Updates and Advances in the Management of HS - Episode 11
An expert physician assistant in dermatology provides an overview of how HS is diagnosed, and how the diagnosis is often delayed.
Gina Mangin, MPAS, PA-C: HS [hidradenitis suppurativa] is diagnosed by a clinical diagnosis, so patients will be evaluated by a physician, a PA [physician assistant], or a nurse practitioner, and on evaluation you will notice nodules, abscess, tombstone comedones—these are pairs of comedones adjacent to each other—and you can have hypertrophic or fibrous scarring. It’s a clinical diagnosis. When these patients present with 2 or more recurrent lesions within a 6-month span, that’s when you start thinking HS.
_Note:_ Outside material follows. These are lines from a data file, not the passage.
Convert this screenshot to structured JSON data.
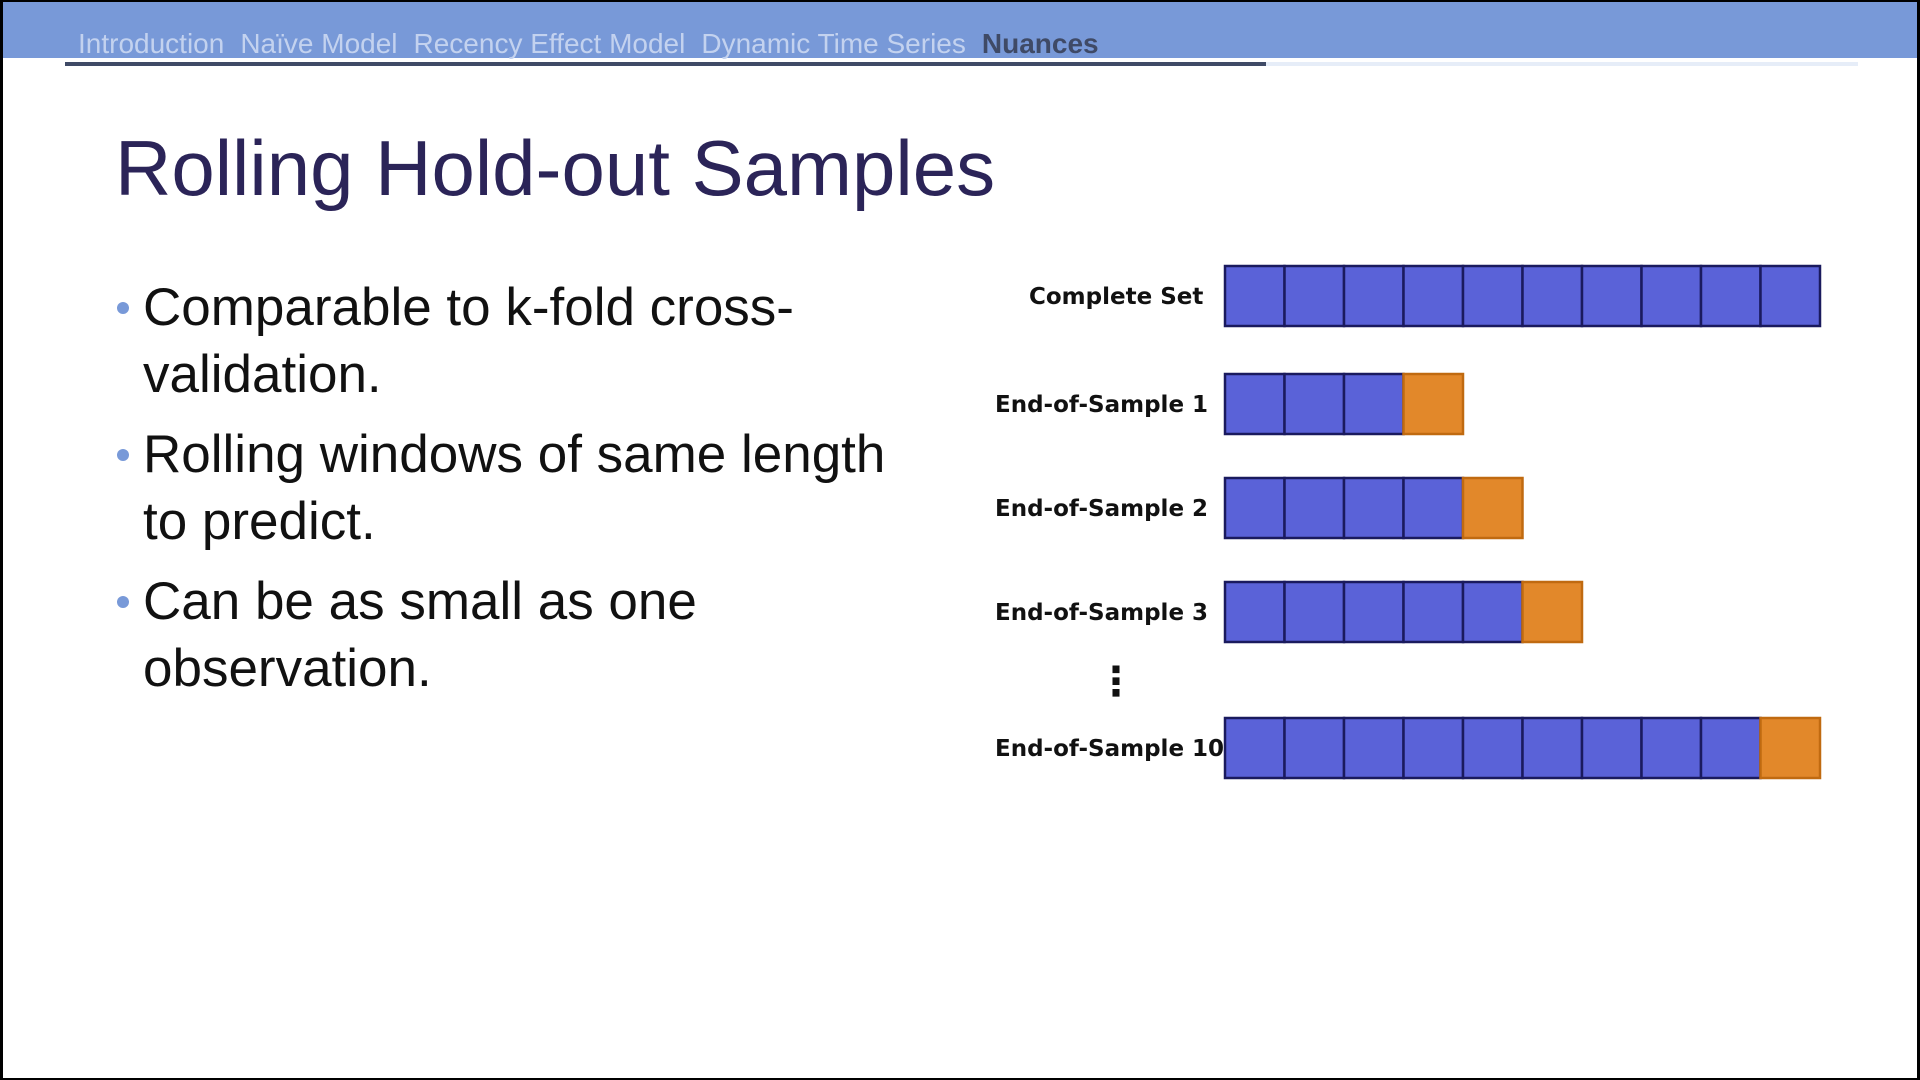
{
  "nav": {
    "items": [
      {
        "label": "Introduction",
        "active": false
      },
      {
        "label": "Naïve Model",
        "active": false
      },
      {
        "label": "Recency Effect Model",
        "active": false
      },
      {
        "label": "Dynamic Time Series",
        "active": false
      },
      {
        "label": "Nuances",
        "active": true
      }
    ],
    "progress_fraction": 0.67
  },
  "slide": {
    "title": "Rolling Hold-out Samples",
    "bullets": [
      "Comparable to k-fold cross-validation.",
      "Rolling windows of same length to predict.",
      "Can be as small as one observation."
    ]
  },
  "diagram": {
    "ellipsis": "⋮",
    "colors": {
      "train": "#5a62d8",
      "holdout": "#e2882a",
      "train_border": "#1a1a5e",
      "holdout_border": "#c06a10",
      "nav_bar": "#7899d8",
      "title_text": "#2b2458"
    },
    "rows": [
      {
        "label": "Complete Set",
        "train_cells": 10,
        "holdout_cells": 0
      },
      {
        "label": "End-of-Sample 1",
        "train_cells": 3,
        "holdout_cells": 1
      },
      {
        "label": "End-of-Sample 2",
        "train_cells": 4,
        "holdout_cells": 1
      },
      {
        "label": "End-of-Sample 3",
        "train_cells": 5,
        "holdout_cells": 1
      },
      {
        "label": "End-of-Sample 10",
        "train_cells": 9,
        "holdout_cells": 1
      }
    ]
  }
}
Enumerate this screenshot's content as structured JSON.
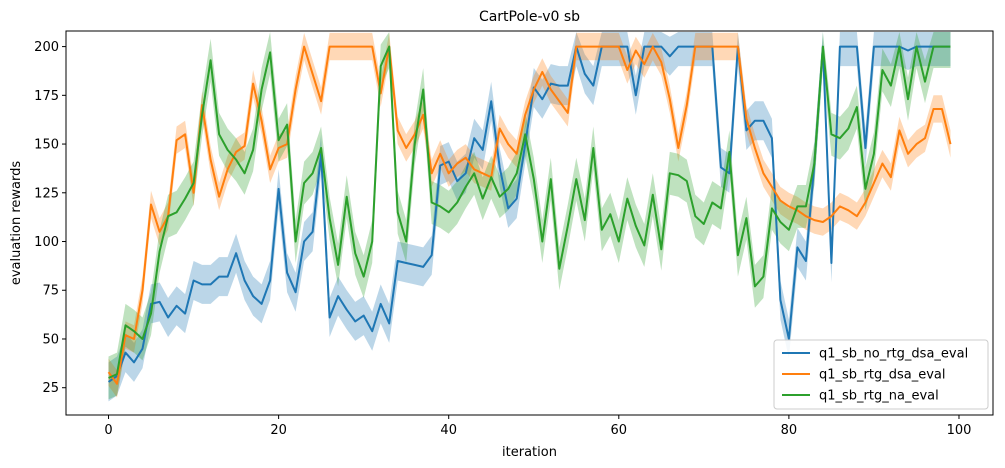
{
  "chart_data": {
    "type": "line",
    "title": "CartPole-v0 sb",
    "xlabel": "iteration",
    "ylabel": "evaluation rewards",
    "xlim": [
      -5,
      104
    ],
    "ylim": [
      11,
      208
    ],
    "xticks": [
      0,
      20,
      40,
      60,
      80,
      100
    ],
    "yticks": [
      25,
      50,
      75,
      100,
      125,
      150,
      175,
      200
    ],
    "grid": false,
    "legend_position": "lower-right",
    "series": [
      {
        "name": "q1_sb_no_rtg_dsa_eval",
        "color": "#1f77b4",
        "band": 10,
        "values": [
          28,
          31,
          43,
          38,
          45,
          68,
          69,
          61,
          67,
          63,
          80,
          78,
          78,
          82,
          82,
          94,
          80,
          72,
          68,
          80,
          127,
          84,
          74,
          100,
          105,
          145,
          61,
          72,
          65,
          59,
          62,
          54,
          68,
          58,
          90,
          89,
          88,
          87,
          93,
          139,
          141,
          131,
          135,
          153,
          147,
          172,
          138,
          117,
          122,
          150,
          179,
          173,
          181,
          180,
          180,
          200,
          186,
          180,
          200,
          200,
          200,
          200,
          175,
          200,
          200,
          200,
          195,
          200,
          200,
          200,
          200,
          200,
          138,
          135,
          200,
          157,
          162,
          162,
          153,
          70,
          50,
          97,
          90,
          140,
          200,
          89,
          200,
          200,
          200,
          148,
          200,
          200,
          200,
          200,
          198,
          200,
          200,
          200,
          200,
          200
        ]
      },
      {
        "name": "q1_sb_rtg_dsa_eval",
        "color": "#ff7f0e",
        "band": 7,
        "values": [
          33,
          27,
          52,
          50,
          75,
          119,
          105,
          113,
          152,
          155,
          125,
          170,
          142,
          123,
          137,
          146,
          149,
          181,
          162,
          137,
          148,
          150,
          178,
          200,
          186,
          172,
          200,
          200,
          200,
          200,
          200,
          200,
          176,
          200,
          157,
          148,
          155,
          165,
          135,
          145,
          135,
          140,
          143,
          137,
          135,
          133,
          158,
          150,
          145,
          165,
          178,
          187,
          178,
          172,
          166,
          200,
          200,
          200,
          200,
          200,
          200,
          188,
          198,
          191,
          200,
          192,
          173,
          148,
          170,
          200,
          200,
          200,
          200,
          200,
          200,
          163,
          148,
          135,
          128,
          121,
          118,
          116,
          113,
          111,
          110,
          113,
          118,
          116,
          113,
          120,
          130,
          140,
          133,
          157,
          145,
          150,
          153,
          168,
          168,
          150
        ]
      },
      {
        "name": "q1_sb_rtg_na_eval",
        "color": "#2ca02c",
        "band": 11,
        "values": [
          30,
          32,
          57,
          54,
          50,
          63,
          95,
          113,
          115,
          122,
          130,
          165,
          193,
          155,
          147,
          142,
          135,
          147,
          178,
          197,
          152,
          160,
          100,
          130,
          135,
          148,
          112,
          88,
          123,
          94,
          82,
          100,
          190,
          200,
          115,
          100,
          150,
          178,
          120,
          118,
          115,
          120,
          128,
          135,
          122,
          133,
          123,
          127,
          135,
          155,
          132,
          100,
          132,
          86,
          108,
          132,
          111,
          148,
          106,
          114,
          100,
          122,
          108,
          98,
          124,
          96,
          135,
          134,
          131,
          113,
          109,
          120,
          117,
          146,
          93,
          112,
          77,
          82,
          117,
          110,
          106,
          118,
          118,
          140,
          200,
          155,
          153,
          158,
          169,
          127,
          145,
          188,
          180,
          200,
          173,
          200,
          182,
          200,
          200,
          200
        ]
      }
    ]
  }
}
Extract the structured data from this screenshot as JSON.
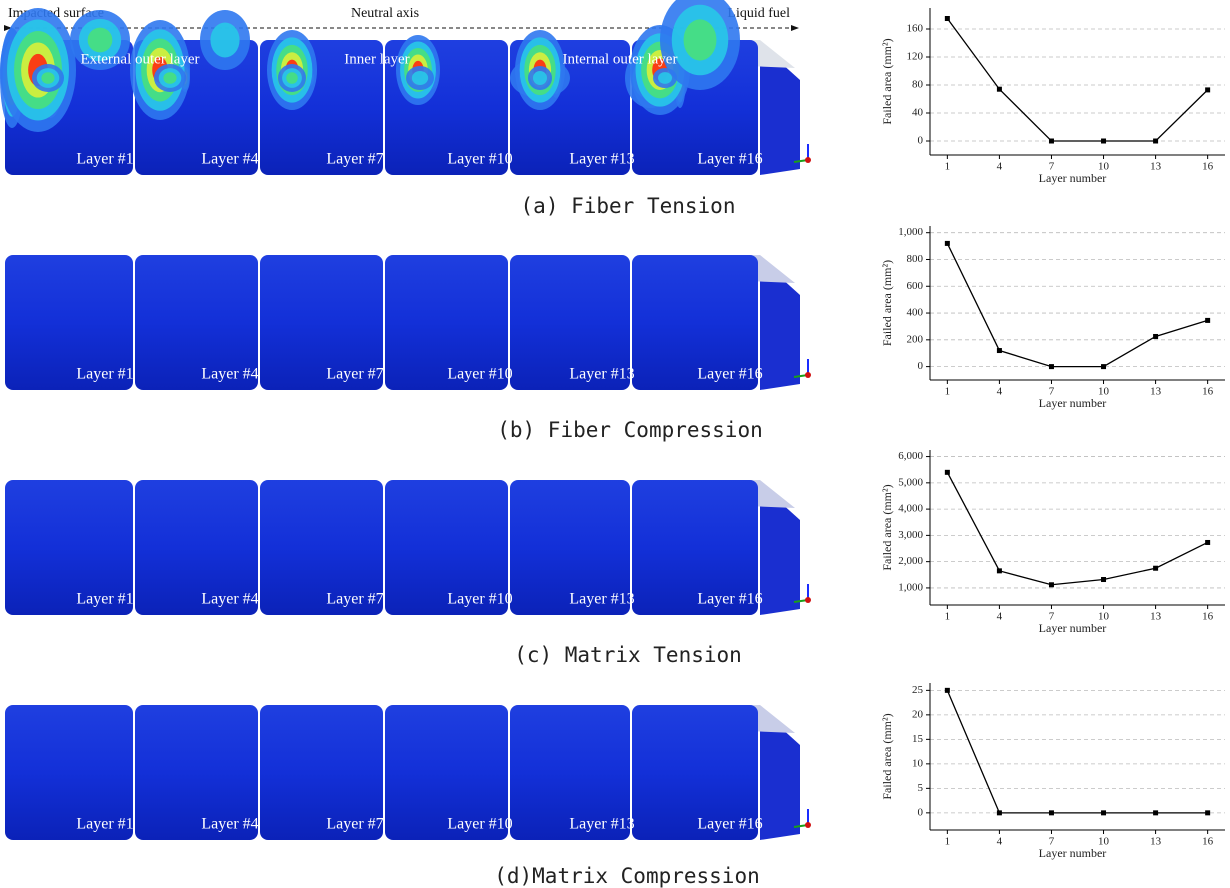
{
  "figure": {
    "header": {
      "left": "Impacted surface",
      "center": "Neutral axis",
      "right": "Liquid fuel"
    },
    "regions": [
      "External outer layer",
      "Inner layer",
      "Internal outer layer"
    ],
    "layers": [
      "Layer #1",
      "Layer #4",
      "Layer #7",
      "Layer #10",
      "Layer #13",
      "Layer #16"
    ],
    "captions": [
      "(a) Fiber Tension",
      "(b) Fiber Compression",
      "(c) Matrix Tension",
      "(d)Matrix Compression"
    ]
  },
  "chart_data": [
    {
      "type": "line",
      "x": [
        1,
        4,
        7,
        10,
        13,
        16
      ],
      "values": [
        175,
        74,
        0,
        0,
        0,
        73
      ],
      "color": "#000000",
      "xlim": [
        0,
        17
      ],
      "xticks": [
        1,
        4,
        7,
        10,
        13,
        16
      ],
      "ylim": [
        -20,
        190
      ],
      "yticks": [
        0,
        40,
        80,
        120,
        160
      ],
      "xlabel": "Layer number",
      "ylabel": "Failed area (mm²)",
      "grid": true
    },
    {
      "type": "line",
      "x": [
        1,
        4,
        7,
        10,
        13,
        16
      ],
      "values": [
        920,
        120,
        0,
        0,
        225,
        345
      ],
      "color": "#000000",
      "xlim": [
        0,
        17
      ],
      "xticks": [
        1,
        4,
        7,
        10,
        13,
        16
      ],
      "ylim": [
        -100,
        1050
      ],
      "yticks": [
        0,
        200,
        400,
        600,
        800,
        {
          "value": 1000,
          "label": "1,000"
        }
      ],
      "xlabel": "Layer number",
      "ylabel": "Failed area (mm²)",
      "grid": true
    },
    {
      "type": "line",
      "x": [
        1,
        4,
        7,
        10,
        13,
        16
      ],
      "values": [
        5400,
        1650,
        1120,
        1320,
        1750,
        2730
      ],
      "color": "#000000",
      "xlim": [
        0,
        17
      ],
      "xticks": [
        1,
        4,
        7,
        10,
        13,
        16
      ],
      "ylim": [
        350,
        6250
      ],
      "yticks": [
        {
          "value": 1000,
          "label": "1,000"
        },
        {
          "value": 2000,
          "label": "2,000"
        },
        {
          "value": 3000,
          "label": "3,000"
        },
        {
          "value": 4000,
          "label": "4,000"
        },
        {
          "value": 5000,
          "label": "5,000"
        },
        {
          "value": 6000,
          "label": "6,000"
        }
      ],
      "xlabel": "Layer number",
      "ylabel": "Failed area (mm²)",
      "grid": true
    },
    {
      "type": "line",
      "x": [
        1,
        4,
        7,
        10,
        13,
        16
      ],
      "values": [
        25,
        0,
        0,
        0,
        0,
        0
      ],
      "color": "#000000",
      "xlim": [
        0,
        17
      ],
      "xticks": [
        1,
        4,
        7,
        10,
        13,
        16
      ],
      "ylim": [
        -3.5,
        26.5
      ],
      "yticks": [
        0,
        5,
        10,
        15,
        20,
        25
      ],
      "xlabel": "Layer number",
      "ylabel": "Failed area (mm²)",
      "grid": true
    }
  ]
}
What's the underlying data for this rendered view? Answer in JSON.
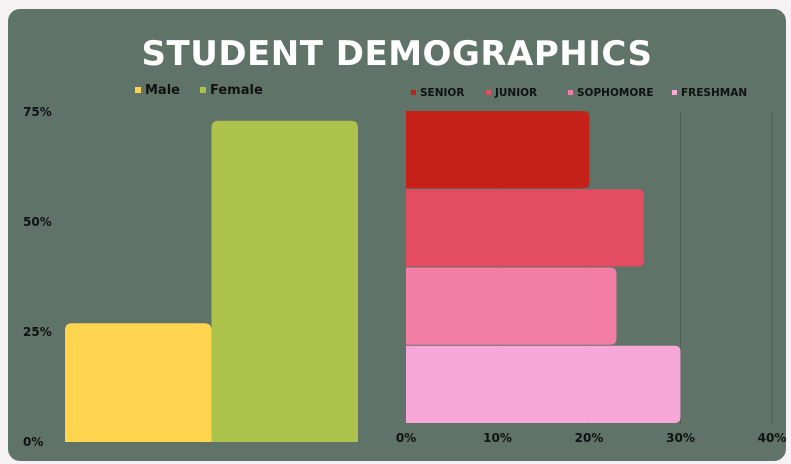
{
  "title": "STUDENT DEMOGRAPHICS",
  "chart_data": [
    {
      "type": "bar",
      "orientation": "vertical",
      "categories": [
        "Male",
        "Female"
      ],
      "values": [
        27,
        73
      ],
      "colors": [
        "#ffd54f",
        "#adc24a"
      ],
      "legend": {
        "placement": "top",
        "entries": [
          "Male",
          "Female"
        ]
      },
      "ylim": [
        0,
        75
      ],
      "yticks": [
        "0%",
        "25%",
        "50%",
        "75%"
      ],
      "grid": false
    },
    {
      "type": "bar",
      "orientation": "horizontal",
      "categories": [
        "SENIOR",
        "JUNIOR",
        "SOPHOMORE",
        "FRESHMAN"
      ],
      "values": [
        20,
        26,
        23,
        30
      ],
      "colors": [
        "#c52118",
        "#e44c62",
        "#f27ea5",
        "#f8a7d9"
      ],
      "legend": {
        "placement": "top",
        "entries": [
          "SENIOR",
          "JUNIOR",
          "SOPHOMORE",
          "FRESHMAN"
        ]
      },
      "xlim": [
        0,
        40
      ],
      "xticks": [
        "0%",
        "10%",
        "20%",
        "30%",
        "40%"
      ],
      "grid": true
    }
  ]
}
So, many times HS is diagnosed, or I should say there’s a delay in diagnosis, and the delay can range somewhere from 7 to 10 years. Now, the question is, why is there such a delay in diagnosis? Part of the problem is these patients are given wrong diagnoses as having plain abscesses, cellulitis, or folliculitis. Often, these patients, on average, have seen 5 medical providers before the correct diagnosis is made. Also playing a role is that 75% of the time, these patients think that this disease or these symptoms they’re having will go away on their own, and that may delay them coming in to be evaluated. Now, how can we improve on the delay of the diagnosis for these individuals? Education is key; educating our colleagues and patients about the signs and symptoms of HS. I feel in the past 2 years there has been a little bit more buzz about HS, and I have been seeing more patients come into my office knowing or thinking that they have this diagnosis because they’ve already seen some information on the internet or they’ve heard some information from friends and family. The buzz is starting, but we must continue that momentum.